Minnesota’s greatly revamped northern pike regulations for 2018 encourage anglers in much of the state to catch and eat more small to middling-sized fish.

But when it comes to lunkers, there’s extra encouragement along with new rules to advance the growing practice of catch and release.

Last week, the Department of Natural Resources expanded its fledgling catch-and-release record fish program by adding a category for northern pike. Anglers no longer have to keep and weigh a muskie, flathead catfish, lake sturgeon or northern pike to vie for a place in the state’s record books.

“What do you do with a 45-inch northern anyway?’’ asked Andrew Slette, the state catch-and-release record holder for muskie. “It’s definitely a good program. You put it back so someone else can catch it.”

Slette, an avid Otter Tail County fisherman from Hawley, Minn., earned statewide bragging rights when he landed a 56⅞ -inch muskie on Pelican Lake in June 2016. It was the first year of the program, but his record in the category still stands.

Mike “Cold Front” Kurre, who heads the agency’s record fish program, said the new catch-and-release category adds excitement for catch-and-release devotees who previously thought they could never break a record.
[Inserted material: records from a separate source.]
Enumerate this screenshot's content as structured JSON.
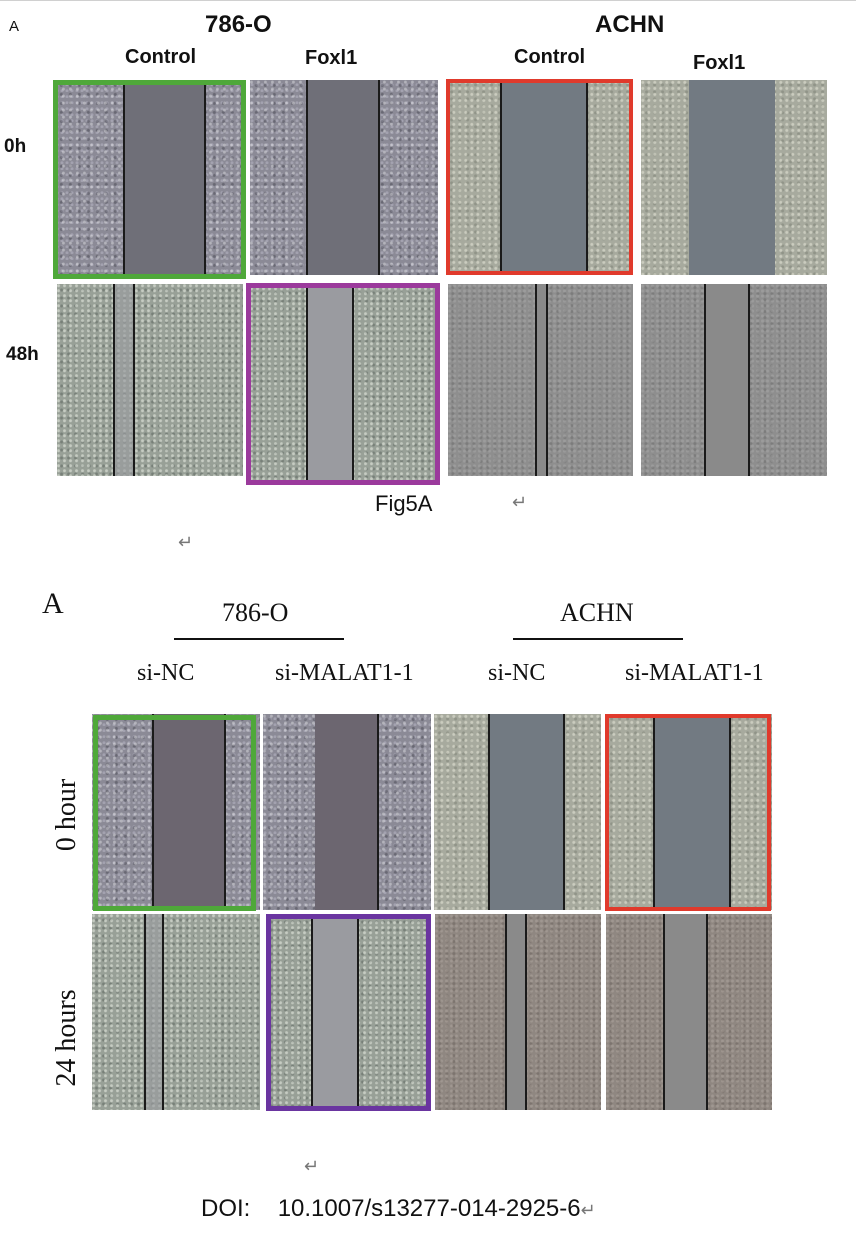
{
  "top_figure": {
    "panel_letter": "A",
    "cell_lines": [
      "786-O",
      "ACHN"
    ],
    "column_labels": [
      "Control",
      "Foxl1",
      "Control",
      "Foxl1"
    ],
    "row_labels": [
      "0h",
      "48h"
    ],
    "caption": "Fig5A",
    "return_mark": "↵"
  },
  "bottom_figure": {
    "panel_letter": "A",
    "cell_lines": [
      "786-O",
      "ACHN"
    ],
    "column_labels": [
      "si-NC",
      "si-MALAT1-1",
      "si-NC",
      "si-MALAT1-1"
    ],
    "row_labels": [
      "0 hour",
      "24 hours"
    ],
    "return_mark": "↵"
  },
  "doi": {
    "prefix": "DOI:",
    "value": "10.1007/s13277-014-2925-6",
    "return_mark": "↵"
  },
  "highlight_colors": {
    "green": "#4fa83a",
    "red": "#e03a2c",
    "purple_top": "#9b3a9c",
    "purple_bottom": "#6a35a0"
  }
}
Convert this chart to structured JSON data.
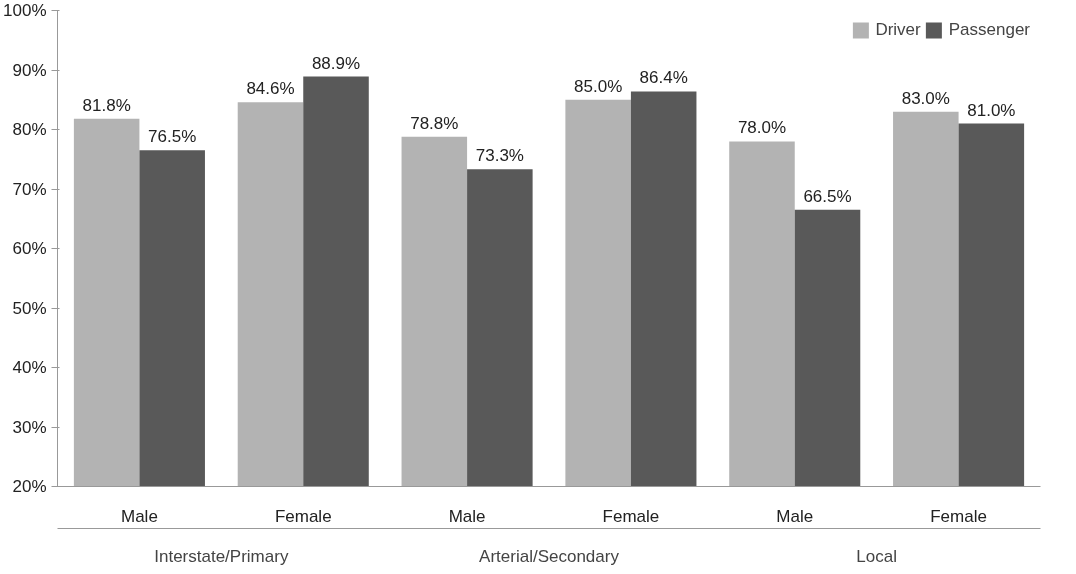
{
  "chart_data": {
    "type": "bar",
    "categories": [
      "Male",
      "Female",
      "Male",
      "Female",
      "Male",
      "Female"
    ],
    "annotations": [
      "Interstate/Primary",
      "Arterial/Secondary",
      "Local"
    ],
    "series": [
      {
        "name": "Driver",
        "color": "#b3b3b3",
        "values": [
          81.8,
          84.6,
          78.8,
          85.0,
          78.0,
          83.0
        ],
        "value_labels": [
          "81.8%",
          "84.6%",
          "78.8%",
          "85.0%",
          "78.0%",
          "83.0%"
        ]
      },
      {
        "name": "Passenger",
        "color": "#595959",
        "values": [
          76.5,
          88.9,
          73.3,
          86.4,
          66.5,
          81.0
        ],
        "value_labels": [
          "76.5%",
          "88.9%",
          "73.3%",
          "86.4%",
          "66.5%",
          "81.0%"
        ]
      }
    ],
    "ylim": [
      20,
      100
    ],
    "yticks": [
      {
        "value": 20,
        "label": "20%"
      },
      {
        "value": 30,
        "label": "30%"
      },
      {
        "value": 40,
        "label": "40%"
      },
      {
        "value": 50,
        "label": "50%"
      },
      {
        "value": 60,
        "label": "60%"
      },
      {
        "value": 70,
        "label": "70%"
      },
      {
        "value": 80,
        "label": "80%"
      },
      {
        "value": 90,
        "label": "90%"
      },
      {
        "value": 100,
        "label": "100%"
      }
    ],
    "grid": false,
    "legend": "top right"
  }
}
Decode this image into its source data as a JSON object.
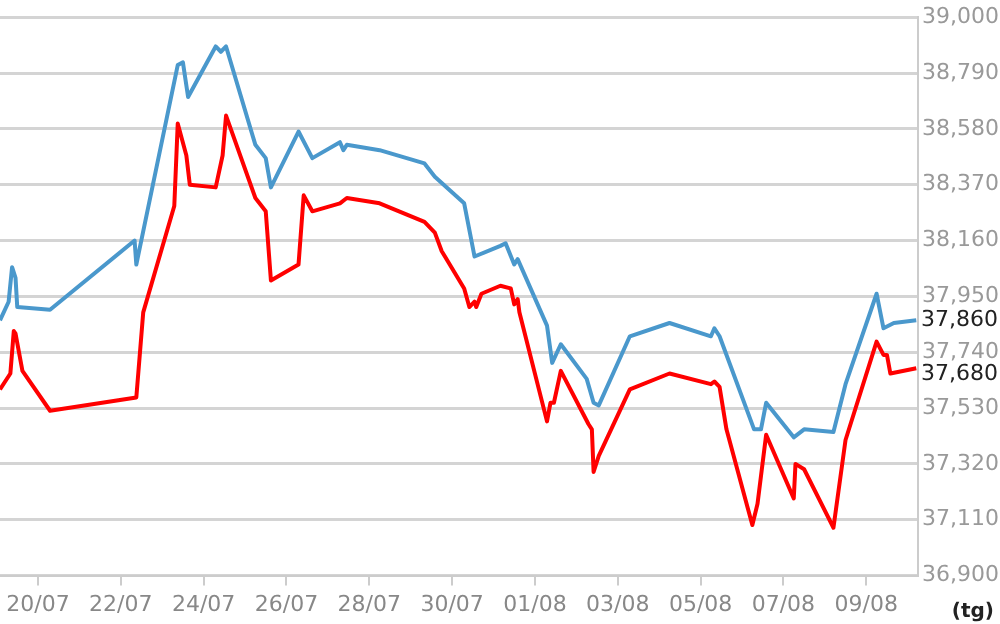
{
  "chart_data": {
    "type": "line",
    "xlim": [
      "--07-19T02:00",
      "--08-10T06:00"
    ],
    "xticks": [
      {
        "value": "--07-20",
        "label": "20/07"
      },
      {
        "value": "--07-22",
        "label": "22/07"
      },
      {
        "value": "--07-24",
        "label": "24/07"
      },
      {
        "value": "--07-26",
        "label": "26/07"
      },
      {
        "value": "--07-28",
        "label": "28/07"
      },
      {
        "value": "--07-30",
        "label": "30/07"
      },
      {
        "value": "--08-01",
        "label": "01/08"
      },
      {
        "value": "--08-03",
        "label": "03/08"
      },
      {
        "value": "--08-05",
        "label": "05/08"
      },
      {
        "value": "--08-07",
        "label": "07/08"
      },
      {
        "value": "--08-09",
        "label": "09/08"
      }
    ],
    "ylim": [
      36900,
      39000
    ],
    "yticks": [
      {
        "value": 36900,
        "label": "36,900"
      },
      {
        "value": 37110,
        "label": "37,110"
      },
      {
        "value": 37320,
        "label": "37,320"
      },
      {
        "value": 37530,
        "label": "37,530"
      },
      {
        "value": 37740,
        "label": "37,740"
      },
      {
        "value": 37950,
        "label": "37,950"
      },
      {
        "value": 38160,
        "label": "38,160"
      },
      {
        "value": 38370,
        "label": "38,370"
      },
      {
        "value": 38580,
        "label": "38,580"
      },
      {
        "value": 38790,
        "label": "38,790"
      },
      {
        "value": 39000,
        "label": "39,000"
      }
    ],
    "grid": "y",
    "legend": false,
    "marker": "none",
    "line_style": "solid",
    "annotations": [
      {
        "text": "37,860",
        "x": "--08-10T05:00",
        "y": 37860
      },
      {
        "text": "37,680",
        "x": "--08-10T05:00",
        "y": 37680
      },
      "(tg)"
    ],
    "series": [
      {
        "color": "#4a98cc",
        "x": [
          "--07-19T02:00",
          "--07-19T07:00",
          "--07-19T09:00",
          "--07-19T11:00",
          "--07-19T12:00",
          "--07-20T07:00",
          "--07-22T08:00",
          "--07-22T09:00",
          "--07-23T09:00",
          "--07-23T12:00",
          "--07-23T15:00",
          "--07-24T07:00",
          "--07-24T10:00",
          "--07-24T13:00",
          "--07-25T06:00",
          "--07-25T12:00",
          "--07-25T15:00",
          "--07-26T07:00",
          "--07-26T15:00",
          "--07-27T07:00",
          "--07-27T09:00",
          "--07-27T11:00",
          "--07-28T06:00",
          "--07-29T08:00",
          "--07-29T14:00",
          "--07-30T07:00",
          "--07-30T13:00",
          "--07-31T04:00",
          "--07-31T07:00",
          "--07-31T12:00",
          "--07-31T14:00",
          "--08-01T07:00",
          "--08-01T10:00",
          "--08-01T15:00",
          "--08-02T06:00",
          "--08-02T10:00",
          "--08-02T13:00",
          "--08-03T07:00",
          "--08-04T06:00",
          "--08-05T06:00",
          "--08-05T08:00",
          "--08-05T11:00",
          "--08-06T07:00",
          "--08-06T11:00",
          "--08-06T14:00",
          "--08-07T06:00",
          "--08-07T12:00",
          "--08-08T05:00",
          "--08-08T12:00",
          "--08-09T06:00",
          "--08-09T10:00",
          "--08-09T16:00",
          "--08-10T05:00"
        ],
        "values": [
          37860,
          37930,
          38060,
          38020,
          37910,
          37900,
          38160,
          38070,
          38820,
          38830,
          38700,
          38890,
          38870,
          38890,
          38520,
          38470,
          38360,
          38570,
          38470,
          38530,
          38500,
          38520,
          38500,
          38450,
          38400,
          38300,
          38100,
          38140,
          38150,
          38070,
          38090,
          37840,
          37700,
          37770,
          37640,
          37550,
          37540,
          37800,
          37850,
          37800,
          37830,
          37800,
          37450,
          37450,
          37550,
          37420,
          37450,
          37440,
          37620,
          37960,
          37830,
          37850,
          37860
        ]
      },
      {
        "color": "#ff0000",
        "x": [
          "--07-19T02:00",
          "--07-19T08:00",
          "--07-19T10:00",
          "--07-19T11:00",
          "--07-19T15:00",
          "--07-20T07:00",
          "--07-22T09:00",
          "--07-22T13:00",
          "--07-23T07:00",
          "--07-23T09:00",
          "--07-23T14:00",
          "--07-23T16:00",
          "--07-24T07:00",
          "--07-24T11:00",
          "--07-24T13:00",
          "--07-25T06:00",
          "--07-25T12:00",
          "--07-25T15:00",
          "--07-26T07:00",
          "--07-26T10:00",
          "--07-26T15:00",
          "--07-27T07:00",
          "--07-27T11:00",
          "--07-28T06:00",
          "--07-29T08:00",
          "--07-29T14:00",
          "--07-29T18:00",
          "--07-30T07:00",
          "--07-30T10:00",
          "--07-30T13:00",
          "--07-30T14:00",
          "--07-30T17:00",
          "--07-31T04:00",
          "--07-31T10:00",
          "--07-31T12:00",
          "--07-31T14:00",
          "--07-31T15:00",
          "--08-01T07:00",
          "--08-01T09:00",
          "--08-01T11:00",
          "--08-01T15:00",
          "--08-02T07:00",
          "--08-02T09:00",
          "--08-02T10:00",
          "--08-02T13:00",
          "--08-03T07:00",
          "--08-04T06:00",
          "--08-05T06:00",
          "--08-05T08:00",
          "--08-05T11:00",
          "--08-05T15:00",
          "--08-06T06:00",
          "--08-06T09:00",
          "--08-06T14:00",
          "--08-07T06:00",
          "--08-07T07:00",
          "--08-07T12:00",
          "--08-08T05:00",
          "--08-08T12:00",
          "--08-09T06:00",
          "--08-09T10:00",
          "--08-09T12:00",
          "--08-09T14:00",
          "--08-10T05:00"
        ],
        "values": [
          37600,
          37660,
          37820,
          37810,
          37670,
          37520,
          37570,
          37890,
          38290,
          38600,
          38480,
          38370,
          38360,
          38480,
          38630,
          38320,
          38270,
          38010,
          38070,
          38330,
          38270,
          38300,
          38320,
          38300,
          38230,
          38190,
          38120,
          37980,
          37910,
          37930,
          37910,
          37960,
          37990,
          37980,
          37920,
          37940,
          37890,
          37480,
          37550,
          37550,
          37670,
          37470,
          37450,
          37290,
          37350,
          37600,
          37660,
          37620,
          37630,
          37610,
          37450,
          37090,
          37170,
          37430,
          37190,
          37320,
          37300,
          37080,
          37410,
          37780,
          37730,
          37730,
          37660,
          37680
        ]
      }
    ]
  }
}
And the option remains to participate in the traditional category of records for all game species based on certified weight of kept fish.

Kurre and DNR fisheries staff member Al Stevens said the agency is considering further expansion of the program and possibly partnering with the nonprofit Minnesota Fishing Hall of Fame to help with administration. But it’s also possible the program would stand pat with four species categories, they said.

“We are investigating many options and it’s in its infancy stage,’’ Kurre said.

In the first two years, about 15 anglers submitted entries for consideration of catch-and-release state records. To be eligible for any state record, anglers must obtain a valid license and the fish must be caught in season. To apply for a catch-and-release record, anglers send one photo of the fish displayed alongside a measuring stick, ruler or tape; and one photo of the angler with the fish.

Happens in threes

DNR regional fisheries supervisor Chris Kavanaugh, who heads the agency’s northern pike working group, said he has given hundreds of presentations on the state’s new regulations. They take effect May 12 and apply only to inland waters.

In the new three-zone rule book for the toothy predators, the biggest change is in the biggest zone — one that incorporates waters north of the Twin Cities, excluding the Arrowhead Region. Anglers in this “North-Central Zone’’ can keep a hardy limit of 10 northern pike, but not more than two pike longer than 26 inches. In addition, all North-Central northerns 22 to 26 inches in length must be released.

Kavanaugh said the 22- to-26-inch protected slot is designed to boost the size structure of northern pike in a region where lots of lakes are now dominated by smallish “hammer-handles.’’ Those often-dense hammer-handle populations can stunt panfish populations and interfere with walleye stocking programs by eating up their babies.

Lots of small northerns can be harvested without damaging reproduction of the species. But by creating a slot limit, the protected northerns will grow and ultimately bolster a population of more enviable game fish 27 inches and longer.

“The real key is protecting 22- to 26-inch fish,’’ Kavanaugh said. “We think this will move the needle on quality of pike’’ in the state’s largest fishing zone.

“In three to five years we’ll start seeing more big ones,’’ he added.

In the arrowhead-shaped “Northeast Zone,” an area east of a line from Duluth to International Falls, regulations are designed to protect a region already known for high-quality pike fishing. Kavanaugh said there are lower densities of northern pike in the Northeast Zone, but the population is rich in good-sized fish spread across lakes that don’t experience as much angling pressure as in the rest of the state.

In the northeast, anglers will be able to keep two pike. All northerns 30 to 40 inches must be released and only one over 40 inches is allowed in possession. DNR officials have said in the past that the rules are meant to preserve the region’s reputation for trophy northern pike.

Kavanaugh said new regulations for the “Southern Zone’’ are meant to increase low densities of northern pike in a region where the fish, while scarce, grow relatively fast. Under the rules, Southern Zone anglers may keep two pike as long as they are at least 24 inches in length. The approach also is meant to improve the size of fish harvested.

“I personally think we’ve landed in the right spot,’’ Kavanaugh said.

To spear or not

When the northern pike working group considered new rules for winter spearing, it was guided by the practical reality that it’s challenging for darkhouse occupants to accurately estimate a pike’s length. Here are the new rules, by zone:

North-Central: Ten-fish bag with a 22- to 26-inch protected slot and only two can be longer than 26 inches. One fish can be within the slot, but then only one can be kept longer than 26 inches.

Northeast: Spearers can take two pike, but only one over 26 inches.

Southern: Two-fish bag, each with a minimum length of 24 inches.